Quel officier nigérien peut se prévaloir d’un double passage dans les écoles militaires les plus sélectives des États-Unis ? La question résume à elle seule la trajectoire du général de division Moussa Salaou Barmou, devenu l’un des tacticiens les plus expérimentés du Sahel. Sa notoriété politique s’est affirmée à Niamey lors des événements de juillet 2023, mais son autorité repose d’abord sur un socle technique : une formation opérationnelle acquise outre-Atlantique, dans des institutions de premier rang.
Quelles institutions américaines ont façonné le profil du général Barmou ?
Le parcours du général Barmou se lit comme une double immersion, à la fois théorique et pratique, dans l’univers militaire américain.
Fort Moore, l’école du combat rapproché
En Géorgie, sur le site de Fort Moore — l’ancien Fort Benning —, il a suivi l’entraînement de la U.S. Army Infantry School, une référence en matière de tactique d’infanterie, d’assaut et d’aguerrissement au combat rapproché.
La National Defense University et le tournant stratégique
À Washington, il a obtenu un diplôme du College of International Security Affairs (CISA) de la National Defense University. Ce passage lui a permis de développer une expertise solide en planification stratégique, en lutte contre le terrorisme et en analyse des menaces asymétriques.
De cette combinaison est née une maîtrise de la doctrine militaire américaine, fondée sur la réactivité, l’autonomie des petites unités et l’intégration des moyens de renseignement.

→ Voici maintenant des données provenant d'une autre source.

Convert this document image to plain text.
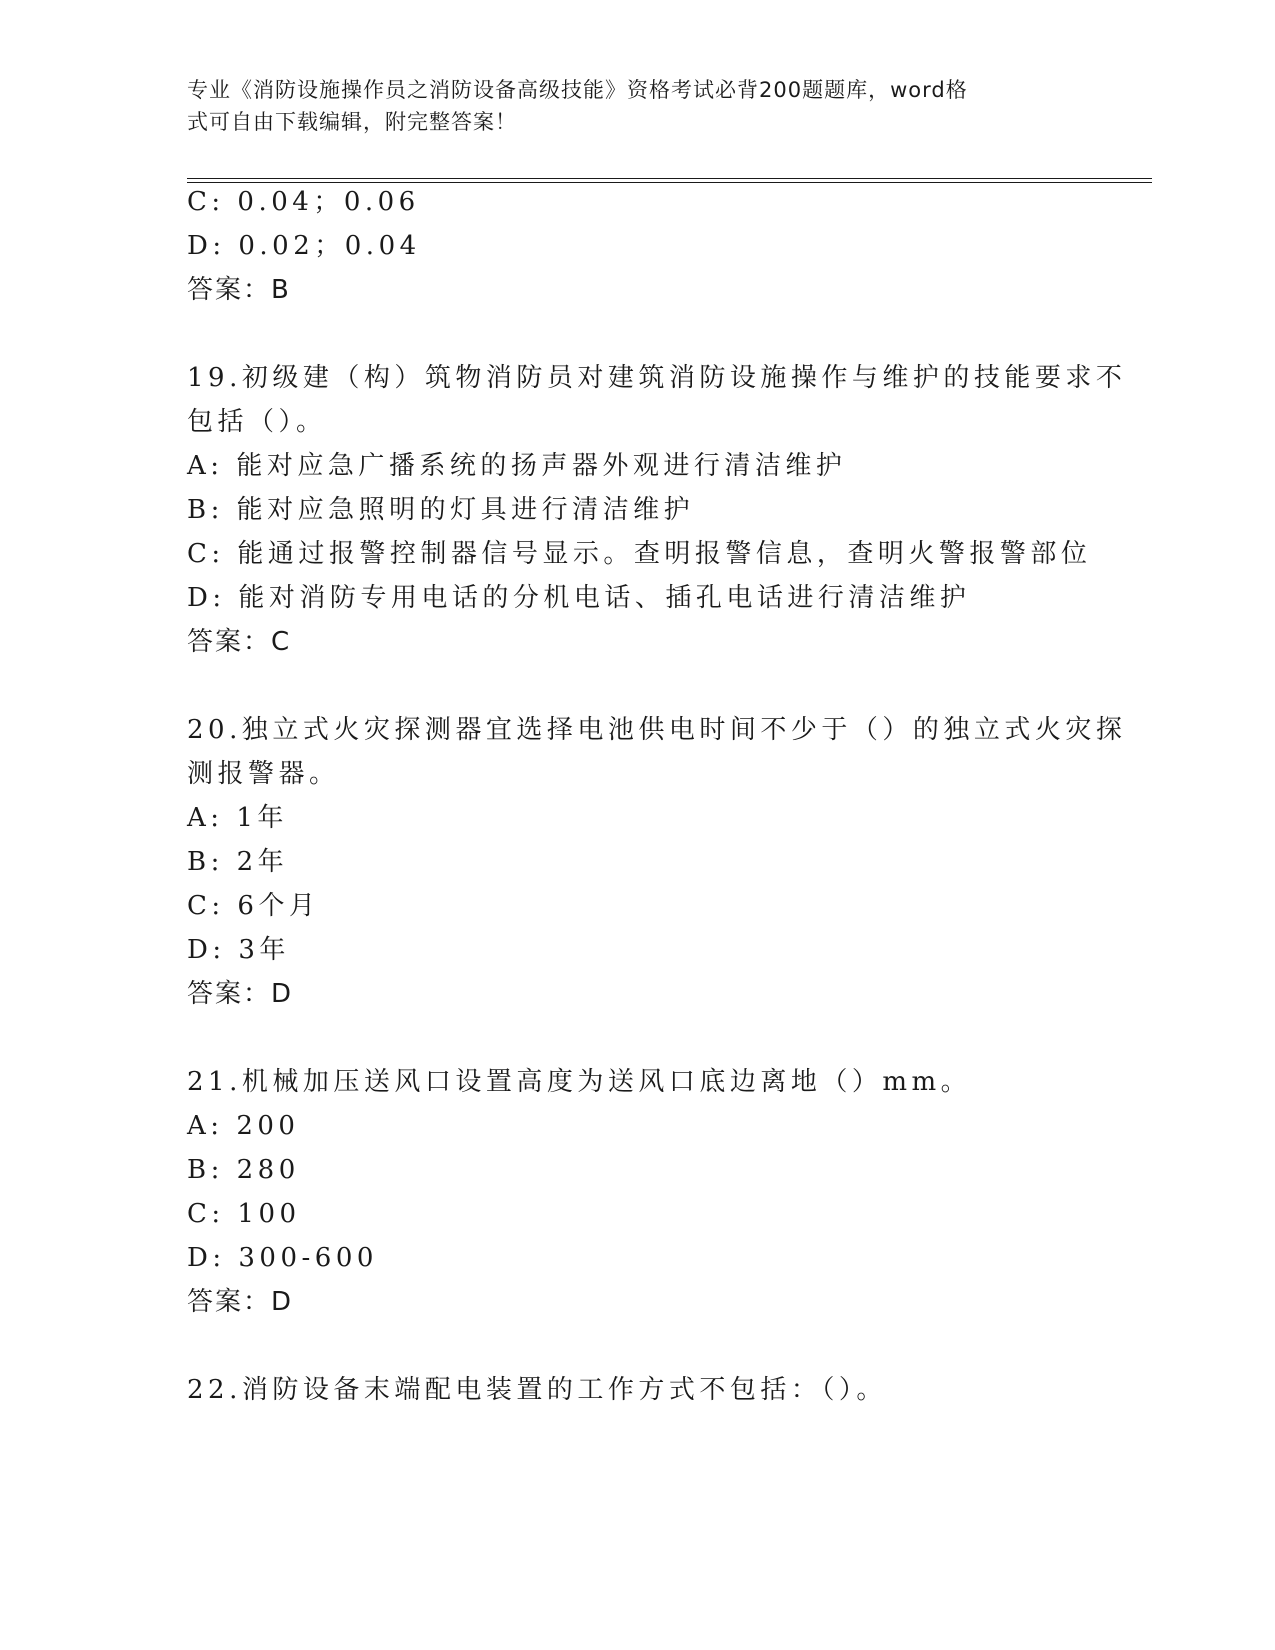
专业《消防设施操作员之消防设备高级技能》资格考试必背200题题库，word格
式可自由下载编辑，附完整答案！
C: 0.04；0.06
D: 0.02；0.04
答案：B
19.初级建（构）筑物消防员对建筑消防设施操作与维护的技能要求不
包括（）。
A: 能对应急广播系统的扬声器外观进行清洁维护
B: 能对应急照明的灯具进行清洁维护
C: 能通过报警控制器信号显示。查明报警信息，查明火警报警部位
D: 能对消防专用电话的分机电话、插孔电话进行清洁维护
答案：C
20.独立式火灾探测器宜选择电池供电时间不少于（）的独立式火灾探
测报警器。
A: 1年
B: 2年
C: 6个月
D: 3年
答案：D
21.机械加压送风口设置高度为送风口底边离地（）mm。
A: 200
B: 280
C: 100
D: 300-600
答案：D
22.消防设备末端配电装置的工作方式不包括：（）。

Comment cette doctrine s’est-elle traduite sur le terrain nigérien ?
Les compétences acquises aux États-Unis ont trouvé une application directe dans le dispositif de défense du Niger.
- Structuration des Forces spéciales (PFS) : à la tête des Forces spéciales nigériennes, Moussa Salaou Barmou a bâti cette unité d’élite sur le modèle du U.S. Special Operations Command (USSOC), en imposant des critères de sélection rigoureux, des exercices d’interception rapide et un recours intensif aux petites patrouilles mobiles.

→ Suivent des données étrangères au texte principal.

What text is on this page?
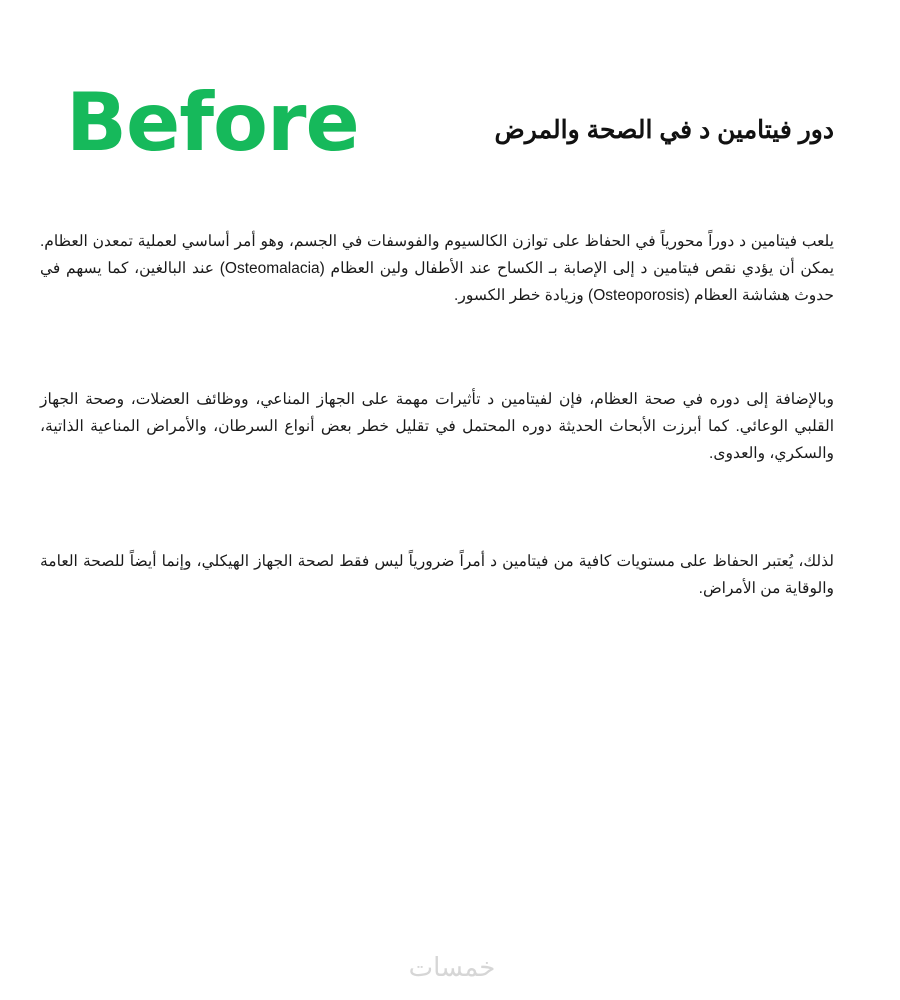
Before	دور فيتامين د في الصحة والمرض

يلعب فيتامين د دوراً محورياً في الحفاظ على توازن الكالسيوم والفوسفات في الجسم، وهو أمر أساسي لعملية تمعدن العظام. يمكن أن يؤدي نقص فيتامين د إلى الإصابة بـ الكساح عند الأطفال ولين العظام (Osteomalacia) عند البالغين، كما يسهم في حدوث هشاشة العظام (Osteoporosis) وزيادة خطر الكسور.

وبالإضافة إلى دوره في صحة العظام، فإن لفيتامين د تأثيرات مهمة على الجهاز المناعي، ووظائف العضلات، وصحة الجهاز القلبي الوعائي. كما أبرزت الأبحاث الحديثة دوره المحتمل في تقليل خطر بعض أنواع السرطان، والأمراض المناعية الذاتية، والسكري، والعدوى.

لذلك، يُعتبر الحفاظ على مستويات كافية من فيتامين د أمراً ضرورياً ليس فقط لصحة الجهاز الهيكلي، وإنما أيضاً للصحة العامة والوقاية من الأمراض.

خمسات
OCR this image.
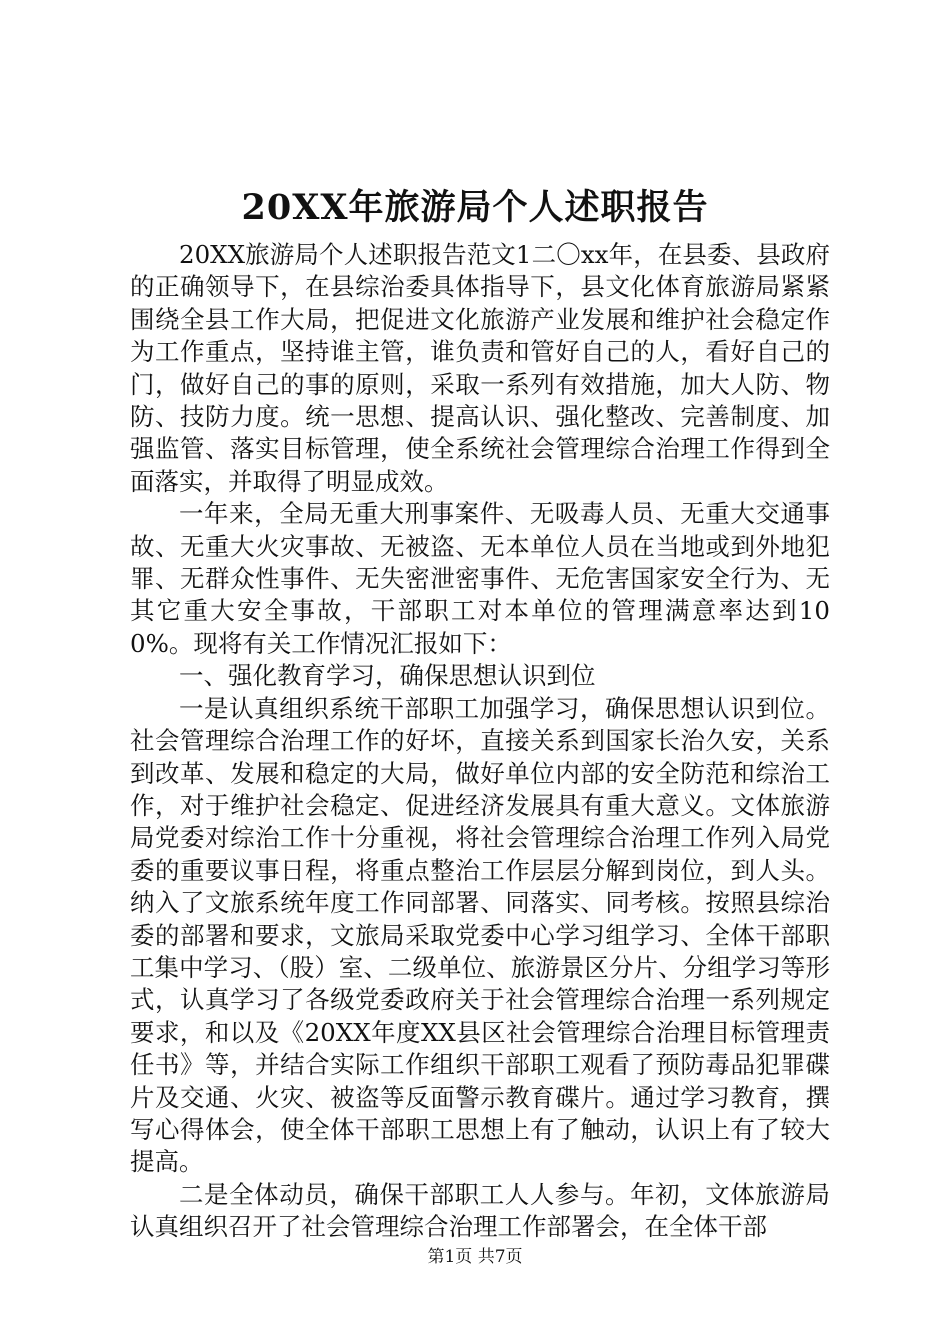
20XX年旅游局个人述职报告

20XX旅游局个人述职报告范文1二〇xx年，在县委、县政府的正确领导下，在县综治委具体指导下，县文化体育旅游局紧紧围绕全县工作大局，把促进文化旅游产业发展和维护社会稳定作为工作重点，坚持谁主管，谁负责和管好自己的人，看好自己的门，做好自己的事的原则，采取一系列有效措施，加大人防、物防、技防力度。统一思想、提高认识、强化整改、完善制度、加强监管、落实目标管理，使全系统社会管理综合治理工作得到全面落实，并取得了明显成效。

一年来，全局无重大刑事案件、无吸毒人员、无重大交通事故、无重大火灾事故、无被盗、无本单位人员在当地或到外地犯罪、无群众性事件、无失密泄密事件、无危害国家安全行为、无其它重大安全事故，干部职工对本单位的管理满意率达到100%。现将有关工作情况汇报如下：

一、强化教育学习，确保思想认识到位

一是认真组织系统干部职工加强学习，确保思想认识到位。社会管理综合治理工作的好坏，直接关系到国家长治久安，关系到改革、发展和稳定的大局，做好单位内部的安全防范和综治工作，对于维护社会稳定、促进经济发展具有重大意义。文体旅游局党委对综治工作十分重视，将社会管理综合治理工作列入局党委的重要议事日程，将重点整治工作层层分解到岗位，到人头。纳入了文旅系统年度工作同部署、同落实、同考核。按照县综治委的部署和要求，文旅局采取党委中心学习组学习、全体干部职工集中学习、（股）室、二级单位、旅游景区分片、分组学习等形式，认真学习了各级党委政府关于社会管理综合治理一系列规定要求，和以及《20XX年度XX县区社会管理综合治理目标管理责任书》等，并结合实际工作组织干部职工观看了预防毒品犯罪碟片及交通、火灾、被盗等反面警示教育碟片。通过学习教育，撰写心得体会，使全体干部职工思想上有了触动，认识上有了较大提高。

二是全体动员，确保干部职工人人参与。年初，文体旅游局认真组织召开了社会管理综合治理工作部署会，在全体干部

第1页 共7页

- Opérations conjointes de contre-insurrection : en collaboration directe avec les forces américaines présentes sur les bases d’Agadez (Base 201) et de Niamey, il a coordonné des missions complexes dans le bassin du lac Tchad face à Boko Haram, ainsi que dans la zone des trois frontières, face aux groupes liés à l’État islamique.
- Diplomatie militaire : sa lecture des codes américains a fait de lui un interlocuteur naturel du Pentagone. Dans les négociations délicates qui ont suivi le coup d’État de 2023, c’est précisément cette crédibilité et cette rigueur de formation qui ont permis de préserver un canal de discussion direct avec la diplomatie américaine.

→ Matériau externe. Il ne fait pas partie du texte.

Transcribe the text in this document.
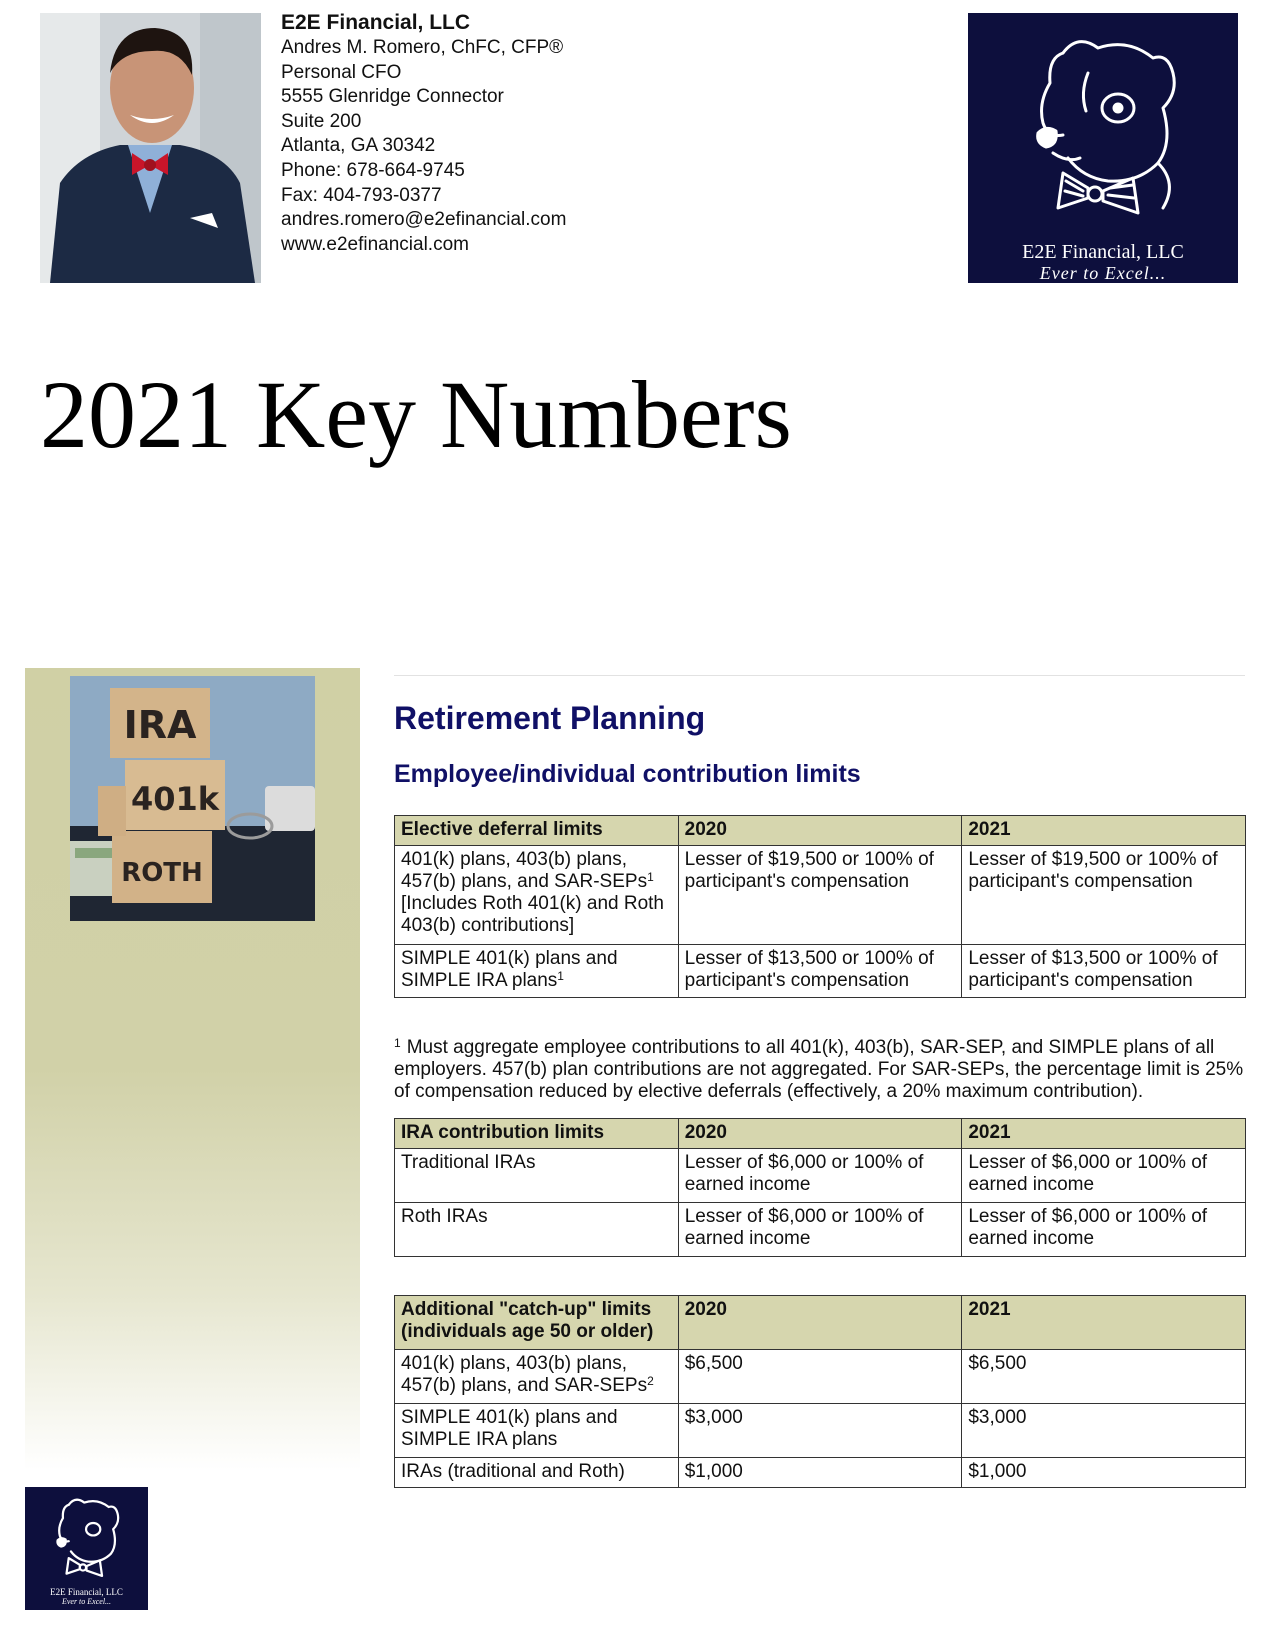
E2E Financial, LLC
Andres M. Romero, ChFC, CFP®
Personal CFO
5555 Glenridge Connector
Suite 200
Atlanta, GA 30342
Phone: 678-664-9745
Fax: 404-793-0377
andres.romero@e2efinancial.com
www.e2efinancial.com	E2E Financial, LLC
Ever to Excel...
2021 Key Numbers
IRA
401k
ROTH
E2E Financial, LLC
Ever to Excel...
Retirement Planning
Employee/individual contribution limits
Elective deferral limits	2020	2021
401(k) plans, 403(b) plans, 457(b) plans, and SAR-SEPs$^1$ [Includes Roth 401(k) and Roth 403(b) contributions]	Lesser of $19,500 or 100% of participant's compensation	Lesser of $19,500 or 100% of participant's compensation
SIMPLE 401(k) plans and SIMPLE IRA plans$^1$	Lesser of $13,500 or 100% of participant's compensation	Lesser of $13,500 or 100% of participant's compensation
$^1$ Must aggregate employee contributions to all 401(k), 403(b), SAR-SEP, and SIMPLE plans of all employers. 457(b) plan contributions are not aggregated. For SAR-SEPs, the percentage limit is 25% of compensation reduced by elective deferrals (effectively, a 20% maximum contribution).
IRA contribution limits	2020	2021
Traditional IRAs	Lesser of $6,000 or 100% of earned income	Lesser of $6,000 or 100% of earned income
Roth IRAs	Lesser of $6,000 or 100% of earned income	Lesser of $6,000 or 100% of earned income
Additional "catch-up" limits (individuals age 50 or older)	2020	2021
401(k) plans, 403(b) plans, 457(b) plans, and SAR-SEPs$^2$	$6,500	$6,500
SIMPLE 401(k) plans and SIMPLE IRA plans	$3,000	$3,000
IRAs (traditional and Roth)	$1,000	$1,000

Pourquoi demeure-t-il un pivot de la transition militaire ?
Aux côtés du général Abdourahamane Tiani au sein du CNSP, Moussa Salaou Barmou a occupé le poste de Chef d’État-Major des Armées (CEMA). Il y a réorganisé la carte sécuritaire du Niger ainsi que le dispositif de l’Alliance des États du Sahel (AES), avant la restructuration du commandement militaire intervenue en septembre 2026.
Son héritage au sein des Forces armées nigériennes reste celui d’un officier capable d’adapter les méthodes de guerre moderne et le pragmatisme américain aux contraintes réelles du théâtre sahélien.